Cet encadrement un peu plus personnalisé que vous avez mis en place pour Bakay a-t-il été coûteux en temps pour vous ?

FG: Pas tellement plus que pour d’autres apprentis. Nous parlions aussi beaucoup des comportements sociaux et des attitudes à avoir dans le cadre professionnel. Il ne savait pas s’il devait sourire, pas sourire, quoi dire à la machine à café etc… Donc effectivement il a fallu prévoir un peu de temps pour ça, mais c’est aussi le travail d’intégration qu’on doit faire pour tout nouvel arrivant. Certaines personnes n’ont pas les bons codes sociaux non plus, et pourtant elles ne sont pas spécialement porteuses de troubles du neuro-développement.

À côté de ça, j’ai beaucoup apprécié la façon dont il s’est comporté tout au long de sa présence avec nous. Il respectait parfaitement ses horaires, il me prévenait quand il était en retard, ce que ne font pas tous les apprentis. On dit souvent que c’est une question de génération, qu’il faut qu’on s’adapte… Eh bien, pas forcément ! Il a une personnalité très attachante, quand on discutait de sa vie plus personnelle, de sa famille etc… Nous avons tissé des liens comme je les tisserais avec d’autres collègues.

Quel bilan faites-vous de cette expérience ?

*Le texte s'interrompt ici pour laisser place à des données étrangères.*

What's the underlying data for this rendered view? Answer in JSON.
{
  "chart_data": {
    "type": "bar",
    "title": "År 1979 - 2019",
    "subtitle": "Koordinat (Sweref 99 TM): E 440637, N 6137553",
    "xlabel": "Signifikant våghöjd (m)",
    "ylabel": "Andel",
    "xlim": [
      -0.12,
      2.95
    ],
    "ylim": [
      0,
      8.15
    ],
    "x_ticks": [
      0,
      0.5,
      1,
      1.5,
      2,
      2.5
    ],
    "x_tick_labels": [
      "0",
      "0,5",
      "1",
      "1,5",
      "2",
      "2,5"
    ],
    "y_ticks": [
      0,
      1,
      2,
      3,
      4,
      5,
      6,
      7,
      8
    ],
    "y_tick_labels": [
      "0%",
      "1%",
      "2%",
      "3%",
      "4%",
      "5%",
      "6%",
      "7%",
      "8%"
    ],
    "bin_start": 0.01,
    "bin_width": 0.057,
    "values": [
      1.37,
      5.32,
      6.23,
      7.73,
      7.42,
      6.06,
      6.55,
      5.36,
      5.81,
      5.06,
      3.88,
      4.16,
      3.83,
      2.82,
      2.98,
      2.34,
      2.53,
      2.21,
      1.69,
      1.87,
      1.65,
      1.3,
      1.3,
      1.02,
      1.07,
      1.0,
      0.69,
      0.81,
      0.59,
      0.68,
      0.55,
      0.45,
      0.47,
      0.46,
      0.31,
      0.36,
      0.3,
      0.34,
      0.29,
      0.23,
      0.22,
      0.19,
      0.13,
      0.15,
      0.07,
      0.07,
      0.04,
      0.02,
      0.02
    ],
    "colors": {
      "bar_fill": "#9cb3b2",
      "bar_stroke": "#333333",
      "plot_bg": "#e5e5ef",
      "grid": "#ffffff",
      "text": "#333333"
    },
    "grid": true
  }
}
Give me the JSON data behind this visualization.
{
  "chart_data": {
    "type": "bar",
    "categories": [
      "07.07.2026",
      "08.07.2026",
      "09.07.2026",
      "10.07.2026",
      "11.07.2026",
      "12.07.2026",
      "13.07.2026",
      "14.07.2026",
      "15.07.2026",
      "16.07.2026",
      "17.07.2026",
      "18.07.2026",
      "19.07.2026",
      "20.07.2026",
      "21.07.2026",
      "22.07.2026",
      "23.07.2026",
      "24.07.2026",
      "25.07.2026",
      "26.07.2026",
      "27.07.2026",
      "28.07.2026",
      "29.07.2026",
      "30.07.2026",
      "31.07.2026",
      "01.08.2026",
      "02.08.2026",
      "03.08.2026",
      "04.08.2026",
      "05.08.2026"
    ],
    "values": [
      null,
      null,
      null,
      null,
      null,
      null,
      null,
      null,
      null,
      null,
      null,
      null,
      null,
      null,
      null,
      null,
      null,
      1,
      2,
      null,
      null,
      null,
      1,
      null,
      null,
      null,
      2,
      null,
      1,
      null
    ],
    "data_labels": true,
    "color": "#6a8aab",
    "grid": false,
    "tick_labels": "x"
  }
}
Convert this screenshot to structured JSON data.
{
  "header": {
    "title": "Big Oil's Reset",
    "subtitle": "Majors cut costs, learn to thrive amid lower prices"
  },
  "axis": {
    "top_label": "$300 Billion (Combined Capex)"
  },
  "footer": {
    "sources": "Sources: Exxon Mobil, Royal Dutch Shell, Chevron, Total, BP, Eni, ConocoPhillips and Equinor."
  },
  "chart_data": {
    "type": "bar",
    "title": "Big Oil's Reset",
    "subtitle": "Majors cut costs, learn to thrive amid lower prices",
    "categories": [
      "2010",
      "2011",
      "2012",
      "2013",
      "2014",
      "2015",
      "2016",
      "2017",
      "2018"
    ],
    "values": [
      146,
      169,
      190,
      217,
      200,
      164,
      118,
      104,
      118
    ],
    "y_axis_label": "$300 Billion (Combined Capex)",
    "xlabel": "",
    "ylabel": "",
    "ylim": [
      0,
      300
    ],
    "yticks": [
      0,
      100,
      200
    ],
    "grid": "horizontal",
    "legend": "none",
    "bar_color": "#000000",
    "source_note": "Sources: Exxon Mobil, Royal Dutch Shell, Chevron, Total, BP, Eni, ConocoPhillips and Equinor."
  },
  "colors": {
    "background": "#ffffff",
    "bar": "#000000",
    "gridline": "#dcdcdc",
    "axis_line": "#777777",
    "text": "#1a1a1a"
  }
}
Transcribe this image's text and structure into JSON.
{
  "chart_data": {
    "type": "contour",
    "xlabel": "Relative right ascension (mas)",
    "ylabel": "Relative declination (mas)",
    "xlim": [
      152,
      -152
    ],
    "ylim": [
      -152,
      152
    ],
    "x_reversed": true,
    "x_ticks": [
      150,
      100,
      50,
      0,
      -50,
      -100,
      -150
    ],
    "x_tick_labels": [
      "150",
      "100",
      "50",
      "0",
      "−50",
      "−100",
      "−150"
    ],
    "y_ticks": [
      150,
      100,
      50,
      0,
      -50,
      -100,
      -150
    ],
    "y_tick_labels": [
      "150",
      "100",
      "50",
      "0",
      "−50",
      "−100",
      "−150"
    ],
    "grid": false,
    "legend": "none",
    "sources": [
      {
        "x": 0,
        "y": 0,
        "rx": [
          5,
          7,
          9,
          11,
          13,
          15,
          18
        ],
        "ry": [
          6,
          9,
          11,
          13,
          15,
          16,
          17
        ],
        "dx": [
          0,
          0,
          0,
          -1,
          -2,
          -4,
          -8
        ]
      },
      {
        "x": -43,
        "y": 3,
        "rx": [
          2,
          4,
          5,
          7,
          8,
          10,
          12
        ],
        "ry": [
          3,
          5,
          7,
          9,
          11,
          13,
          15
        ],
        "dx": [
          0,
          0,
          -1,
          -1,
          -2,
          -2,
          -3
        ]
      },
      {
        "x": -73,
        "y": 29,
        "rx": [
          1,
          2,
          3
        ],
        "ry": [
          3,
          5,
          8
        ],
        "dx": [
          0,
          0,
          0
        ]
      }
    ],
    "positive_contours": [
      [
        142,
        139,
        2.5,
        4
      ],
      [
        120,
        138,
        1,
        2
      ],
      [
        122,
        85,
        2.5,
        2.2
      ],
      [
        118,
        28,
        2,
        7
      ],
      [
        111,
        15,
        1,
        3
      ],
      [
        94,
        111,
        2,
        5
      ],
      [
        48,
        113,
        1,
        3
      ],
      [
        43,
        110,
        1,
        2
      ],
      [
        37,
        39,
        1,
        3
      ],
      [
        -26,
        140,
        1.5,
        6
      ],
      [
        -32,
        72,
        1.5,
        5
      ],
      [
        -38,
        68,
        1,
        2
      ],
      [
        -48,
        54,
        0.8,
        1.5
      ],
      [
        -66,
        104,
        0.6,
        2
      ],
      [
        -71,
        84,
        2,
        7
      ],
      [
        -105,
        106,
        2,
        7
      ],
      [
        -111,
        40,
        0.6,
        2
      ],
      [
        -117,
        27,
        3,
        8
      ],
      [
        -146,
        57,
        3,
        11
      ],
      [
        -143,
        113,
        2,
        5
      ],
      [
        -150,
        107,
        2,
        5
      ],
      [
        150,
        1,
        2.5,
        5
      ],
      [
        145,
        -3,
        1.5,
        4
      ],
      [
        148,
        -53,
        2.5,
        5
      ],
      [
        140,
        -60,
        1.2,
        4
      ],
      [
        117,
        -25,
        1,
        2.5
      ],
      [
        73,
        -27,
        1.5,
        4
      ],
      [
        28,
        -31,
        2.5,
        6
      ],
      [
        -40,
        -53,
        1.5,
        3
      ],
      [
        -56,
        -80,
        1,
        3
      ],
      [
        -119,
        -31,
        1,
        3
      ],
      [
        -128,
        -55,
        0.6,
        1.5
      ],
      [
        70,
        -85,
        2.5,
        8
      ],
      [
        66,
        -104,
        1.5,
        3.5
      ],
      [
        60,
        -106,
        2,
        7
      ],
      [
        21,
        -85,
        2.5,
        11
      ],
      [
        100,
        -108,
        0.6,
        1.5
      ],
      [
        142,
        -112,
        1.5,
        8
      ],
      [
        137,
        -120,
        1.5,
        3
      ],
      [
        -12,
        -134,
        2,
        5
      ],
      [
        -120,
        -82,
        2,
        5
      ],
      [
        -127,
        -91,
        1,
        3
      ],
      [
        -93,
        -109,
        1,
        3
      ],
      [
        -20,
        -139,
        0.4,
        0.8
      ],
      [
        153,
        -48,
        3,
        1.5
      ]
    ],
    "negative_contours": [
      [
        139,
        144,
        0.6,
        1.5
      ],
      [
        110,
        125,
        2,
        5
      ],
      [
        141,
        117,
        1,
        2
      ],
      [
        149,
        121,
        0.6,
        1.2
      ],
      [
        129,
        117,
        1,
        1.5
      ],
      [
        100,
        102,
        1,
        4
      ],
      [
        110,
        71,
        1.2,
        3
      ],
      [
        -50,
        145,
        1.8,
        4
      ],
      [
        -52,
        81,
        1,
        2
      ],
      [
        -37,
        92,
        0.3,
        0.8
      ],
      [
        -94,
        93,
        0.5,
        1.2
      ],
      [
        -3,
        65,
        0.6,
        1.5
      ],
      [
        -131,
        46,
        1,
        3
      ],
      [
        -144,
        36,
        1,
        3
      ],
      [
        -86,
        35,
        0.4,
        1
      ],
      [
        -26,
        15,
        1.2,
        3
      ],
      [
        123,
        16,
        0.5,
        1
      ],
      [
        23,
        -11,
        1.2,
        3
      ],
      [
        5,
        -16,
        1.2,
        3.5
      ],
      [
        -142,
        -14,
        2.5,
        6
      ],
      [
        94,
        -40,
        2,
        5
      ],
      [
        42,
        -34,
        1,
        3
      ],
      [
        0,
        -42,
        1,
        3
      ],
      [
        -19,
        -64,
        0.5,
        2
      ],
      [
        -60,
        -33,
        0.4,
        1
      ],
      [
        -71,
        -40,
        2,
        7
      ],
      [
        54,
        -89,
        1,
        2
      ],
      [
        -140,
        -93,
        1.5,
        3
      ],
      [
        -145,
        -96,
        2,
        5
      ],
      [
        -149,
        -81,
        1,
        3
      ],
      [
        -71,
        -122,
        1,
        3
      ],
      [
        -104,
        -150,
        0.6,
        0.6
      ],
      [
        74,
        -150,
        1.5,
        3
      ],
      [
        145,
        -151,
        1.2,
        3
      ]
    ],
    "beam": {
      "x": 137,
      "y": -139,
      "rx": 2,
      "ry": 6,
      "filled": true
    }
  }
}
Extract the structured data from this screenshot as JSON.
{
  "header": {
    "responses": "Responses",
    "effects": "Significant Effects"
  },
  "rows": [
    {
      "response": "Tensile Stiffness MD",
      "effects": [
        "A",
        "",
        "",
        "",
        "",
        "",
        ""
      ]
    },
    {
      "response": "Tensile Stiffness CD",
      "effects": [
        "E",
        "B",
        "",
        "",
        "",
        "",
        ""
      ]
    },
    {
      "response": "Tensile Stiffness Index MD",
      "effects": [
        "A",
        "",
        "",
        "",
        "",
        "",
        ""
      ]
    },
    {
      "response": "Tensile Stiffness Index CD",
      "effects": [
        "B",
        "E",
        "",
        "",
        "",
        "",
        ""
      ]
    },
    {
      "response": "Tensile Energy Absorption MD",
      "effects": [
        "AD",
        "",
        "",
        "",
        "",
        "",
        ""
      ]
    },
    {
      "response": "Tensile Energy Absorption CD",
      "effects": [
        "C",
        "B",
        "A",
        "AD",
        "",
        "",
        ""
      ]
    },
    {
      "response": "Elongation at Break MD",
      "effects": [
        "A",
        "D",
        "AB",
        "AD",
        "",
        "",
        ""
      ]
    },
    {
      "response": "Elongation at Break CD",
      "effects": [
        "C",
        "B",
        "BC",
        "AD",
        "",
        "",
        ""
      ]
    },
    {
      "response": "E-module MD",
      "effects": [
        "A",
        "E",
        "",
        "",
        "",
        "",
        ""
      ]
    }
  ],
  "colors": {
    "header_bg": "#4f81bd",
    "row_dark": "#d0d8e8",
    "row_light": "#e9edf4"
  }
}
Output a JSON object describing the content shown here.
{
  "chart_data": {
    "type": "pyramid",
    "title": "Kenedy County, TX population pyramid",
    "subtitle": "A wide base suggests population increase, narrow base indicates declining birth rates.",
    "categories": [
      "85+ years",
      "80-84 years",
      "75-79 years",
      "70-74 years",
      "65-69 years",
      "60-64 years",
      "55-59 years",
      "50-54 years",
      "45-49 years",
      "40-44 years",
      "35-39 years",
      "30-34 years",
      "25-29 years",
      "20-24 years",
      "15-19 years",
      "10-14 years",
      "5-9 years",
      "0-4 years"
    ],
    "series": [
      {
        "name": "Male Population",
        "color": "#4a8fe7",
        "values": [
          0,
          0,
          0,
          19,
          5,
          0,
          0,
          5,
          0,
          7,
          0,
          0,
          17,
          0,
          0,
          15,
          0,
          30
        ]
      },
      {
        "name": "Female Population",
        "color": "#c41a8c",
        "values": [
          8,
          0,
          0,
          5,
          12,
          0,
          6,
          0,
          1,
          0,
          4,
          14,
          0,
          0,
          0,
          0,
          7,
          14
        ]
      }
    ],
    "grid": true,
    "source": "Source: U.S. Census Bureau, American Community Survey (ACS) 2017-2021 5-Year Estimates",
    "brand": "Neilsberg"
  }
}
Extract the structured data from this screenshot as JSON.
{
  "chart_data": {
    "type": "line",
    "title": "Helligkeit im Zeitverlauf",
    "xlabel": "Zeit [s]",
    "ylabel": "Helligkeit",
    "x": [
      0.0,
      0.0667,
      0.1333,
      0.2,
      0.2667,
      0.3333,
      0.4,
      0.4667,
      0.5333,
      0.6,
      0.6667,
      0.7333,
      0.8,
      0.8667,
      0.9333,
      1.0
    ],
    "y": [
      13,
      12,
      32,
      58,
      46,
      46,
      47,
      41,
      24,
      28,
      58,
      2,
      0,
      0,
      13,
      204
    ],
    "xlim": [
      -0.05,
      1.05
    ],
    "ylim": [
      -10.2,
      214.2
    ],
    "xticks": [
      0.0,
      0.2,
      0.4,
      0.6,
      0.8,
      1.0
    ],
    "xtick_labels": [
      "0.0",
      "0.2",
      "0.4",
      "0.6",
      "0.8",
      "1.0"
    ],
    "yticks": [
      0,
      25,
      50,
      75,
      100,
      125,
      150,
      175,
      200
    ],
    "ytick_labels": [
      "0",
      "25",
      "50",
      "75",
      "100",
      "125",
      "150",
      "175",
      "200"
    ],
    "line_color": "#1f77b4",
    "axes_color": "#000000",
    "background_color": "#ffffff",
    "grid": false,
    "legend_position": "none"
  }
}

FG: Il est positif mais frustrant car nous n’avons pas pu mener l’alternance jusqu’au bout (COVID oblige). J’ai essayé de rester en contact avec lui autant que possible et j’ai assisté à sa soutenance. Il s’en est sorti de façon honorable par rapport aux attendus. Il n’a pas fait plus d’erreur que d’autres étudiants que j’ai pu recevoir.

Vous disiez que votre première réaction avait été plutôt tiède. Est-ce que votre regard a changé maintenant sur les personnes TSA ?

FG: Oui, absolument. Dans mon entourage, je connais des personnes en situation de handicap. Je suis plutôt sensibilisé à cette question, mais je ne m’étais jamais posé la question de leur insertion dans le milieu professionnel. Et je pense que comme beaucoup de gens, j’avais des préjugés qui ont été déjoués. Le regard change. L’intervention du SESSAD a été primordiale car cela a permis d’aider à l’accueil, à ma compréhension du fonctionnement de Bakay et de ses besoins. Nous étions en lien de temps en temps, nous avons fait un bilan de mi-parcours pour parler de son adaptation.

Depuis le passage de Bakay, avez-vous eu l’occasion de recruter d’autres personnes neuro-atypiques ?

FG: Pas à ma connaissance. Mais l’entreprise est grande donc c’est possible. Je suis sûre que parmi nos collaborateurs, il y a des personnes porteuses de troubles du neuro-développement. Dans le cadre de notre handi’accord, nous travaillons beaucoup sur le maintien dans l’emploi. Nous proposons des aménagements de postes de travail pour les personnes déficientes visuelles et auditives. Nous offrons les aménagements nécessaires, des journées pour les rendez-vous médicaux ou les renouvellements RQTH. Nous pouvons aussi prendre en charge l’aménagement des véhicules personnels si nécessaire, etc…. Nous essayons d’instaurer un climat de confiance pour que nos collaborateurs se sentent libres de parler des obstacles qu’ils rencontrent. Nous essayons en retour de les aider à vivre leur emploi le plus normalement possible.